EU/3/13/1175 - orphan designation for treatment of autosomal dominant polycystic kidney disease

Polycystic kidney disease is an inherited condition marked by the growth of numerous fluid-filled cysts in the kidneys. The growth of cysts eventually affects kidney function and can cause the kidneys to fail. Symptoms include abdominal pain, problems with urinating, high blood pressure and infection.

In most cases polycystic kidney disease is 'autosomal dominant', which means that it is caused by gene mutations (defects) that are 'dominant' because a person can have the disease even if they have inherited a defective gene from only one parent.
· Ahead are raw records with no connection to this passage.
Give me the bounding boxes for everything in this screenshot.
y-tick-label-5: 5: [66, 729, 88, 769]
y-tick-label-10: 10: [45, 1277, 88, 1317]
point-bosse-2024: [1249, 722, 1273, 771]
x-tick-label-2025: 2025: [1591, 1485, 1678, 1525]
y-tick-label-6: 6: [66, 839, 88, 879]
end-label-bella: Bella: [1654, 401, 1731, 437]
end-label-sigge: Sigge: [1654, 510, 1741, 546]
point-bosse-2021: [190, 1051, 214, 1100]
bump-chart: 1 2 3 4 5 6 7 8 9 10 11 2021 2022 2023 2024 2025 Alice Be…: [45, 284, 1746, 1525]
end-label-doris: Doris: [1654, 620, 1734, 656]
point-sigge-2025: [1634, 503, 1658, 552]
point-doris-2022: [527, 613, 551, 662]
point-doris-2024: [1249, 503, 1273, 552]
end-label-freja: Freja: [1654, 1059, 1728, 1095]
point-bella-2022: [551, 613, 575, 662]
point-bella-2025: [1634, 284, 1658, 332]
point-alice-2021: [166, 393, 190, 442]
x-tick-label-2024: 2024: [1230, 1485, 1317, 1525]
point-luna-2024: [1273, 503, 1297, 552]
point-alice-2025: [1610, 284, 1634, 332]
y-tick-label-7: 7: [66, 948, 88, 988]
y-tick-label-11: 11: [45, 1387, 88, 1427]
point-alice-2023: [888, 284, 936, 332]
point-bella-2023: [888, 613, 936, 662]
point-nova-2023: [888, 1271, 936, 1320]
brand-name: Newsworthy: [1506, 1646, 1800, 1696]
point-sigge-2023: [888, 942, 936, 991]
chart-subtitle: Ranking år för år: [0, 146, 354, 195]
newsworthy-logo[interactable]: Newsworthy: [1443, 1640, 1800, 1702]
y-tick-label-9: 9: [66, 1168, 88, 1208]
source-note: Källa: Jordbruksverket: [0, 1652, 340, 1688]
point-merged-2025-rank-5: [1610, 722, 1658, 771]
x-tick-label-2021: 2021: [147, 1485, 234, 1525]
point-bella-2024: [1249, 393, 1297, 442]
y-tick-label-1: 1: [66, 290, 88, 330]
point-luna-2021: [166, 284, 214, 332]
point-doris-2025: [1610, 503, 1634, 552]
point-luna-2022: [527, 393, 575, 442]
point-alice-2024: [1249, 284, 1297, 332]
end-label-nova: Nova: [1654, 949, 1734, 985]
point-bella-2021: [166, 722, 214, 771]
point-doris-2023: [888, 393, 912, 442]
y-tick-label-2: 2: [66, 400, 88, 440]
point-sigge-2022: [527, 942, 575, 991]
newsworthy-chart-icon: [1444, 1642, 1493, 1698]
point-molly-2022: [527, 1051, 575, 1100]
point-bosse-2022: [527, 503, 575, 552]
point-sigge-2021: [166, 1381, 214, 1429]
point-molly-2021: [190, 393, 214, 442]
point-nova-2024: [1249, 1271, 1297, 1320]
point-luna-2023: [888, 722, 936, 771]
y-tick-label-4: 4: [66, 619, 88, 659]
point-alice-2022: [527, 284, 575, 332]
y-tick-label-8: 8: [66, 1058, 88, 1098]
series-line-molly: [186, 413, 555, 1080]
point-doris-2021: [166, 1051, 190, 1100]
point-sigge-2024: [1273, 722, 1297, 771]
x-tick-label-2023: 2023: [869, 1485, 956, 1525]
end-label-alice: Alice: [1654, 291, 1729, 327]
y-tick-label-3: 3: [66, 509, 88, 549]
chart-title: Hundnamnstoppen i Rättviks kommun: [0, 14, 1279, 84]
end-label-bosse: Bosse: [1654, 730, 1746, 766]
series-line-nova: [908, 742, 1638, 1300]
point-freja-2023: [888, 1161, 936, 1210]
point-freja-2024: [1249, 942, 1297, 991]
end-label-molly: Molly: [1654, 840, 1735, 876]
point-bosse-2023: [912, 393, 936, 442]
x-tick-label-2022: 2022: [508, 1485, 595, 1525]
Autosomal-dominant polycystic kidney disease is caused by a mutation of either of two genes, PKD1 and PKD2.

Autosomal dominant polycystic kidney disease is debilitating in the long term and life-threatening because patients can develop kidney failure and problems with the heart and the gut.

At the time of designation, autosomal dominant polycystic kidney disease affected approximately 4 in 10,000 people in the European Union (EU). This was equivalent to a total of around 205,000 people*, and is below the ceiling for orphan designation, which is 5 people in 10,000. This is based on the information provided by the sponsor and the knowledge of the Committee for Orphan Medicinal Products (COMP).

*Disclaimer: For the purpose of the designation, the number of patients affected by the condition is estimated and assessed on the basis of data from the European Union (EU 27), Norway, Iceland and Liechtenstein. At the time of designation, this represented a population of 512,200,000 (Eurostat 2013).

At the time of designation, there were no satisfactory treatments authorised for autosomal dominant polycystic kidney disease in the EU. Treatments that were available targeted symptoms of the disease and included antihypertensive medicines (for high blood pressure), pain killers, antibiotics for infection, dialysis and kidney transplantation.

Tolvaptan is already authorised in the EU for treating hyponatraemia (abnormally low sodium levels). It acts by blocking receptors in the kidney to which the hormone vasopressin attaches, which regulates the level of water and sodium in the body.

In autosomal dominant polycystic kidney disease, it is thought that the vasopressin receptors do not function as they should, leading to the formation of fluid-filled cysts. By blocking these receptors, tolvaptan is expected to help slow down cyst formation, thereby improving the symptoms of the disease.

The effects of tolvaptan have been evaluated in experimental models.

At the time of submission of the application for orphan designation, clinical trials in patients with autosomal dominant polycystic kidney disease were ongoing.

At the time of submission, tolvaptan was not authorised anywhere in the EU for autosomal dominant polycystic kidney disease. Orphan designation had been granted in the United States and Japan for the condition.

In accordance with Regulation (EC) No 141/2000 of 16 December 1999, the COMP adopted a positive opinion on 11 July 2013 recommending the granting of this designation.

• the seriousness of the condition;
• the existence of alternative methods of diagnosis, prevention or treatment;
• either the rarity of the condition (affecting not more than 5 in 10,000 people in the EU) or insufficient returns on investment.

Designated orphan medicinal products are products that are still under investigation and are considered for orphan designation on the basis of potential activity. An orphan designation is not a marketing authorisation. As a consequence, demonstration of quality, safety and efficacy is necessary before a product can be granted a marketing authorisation.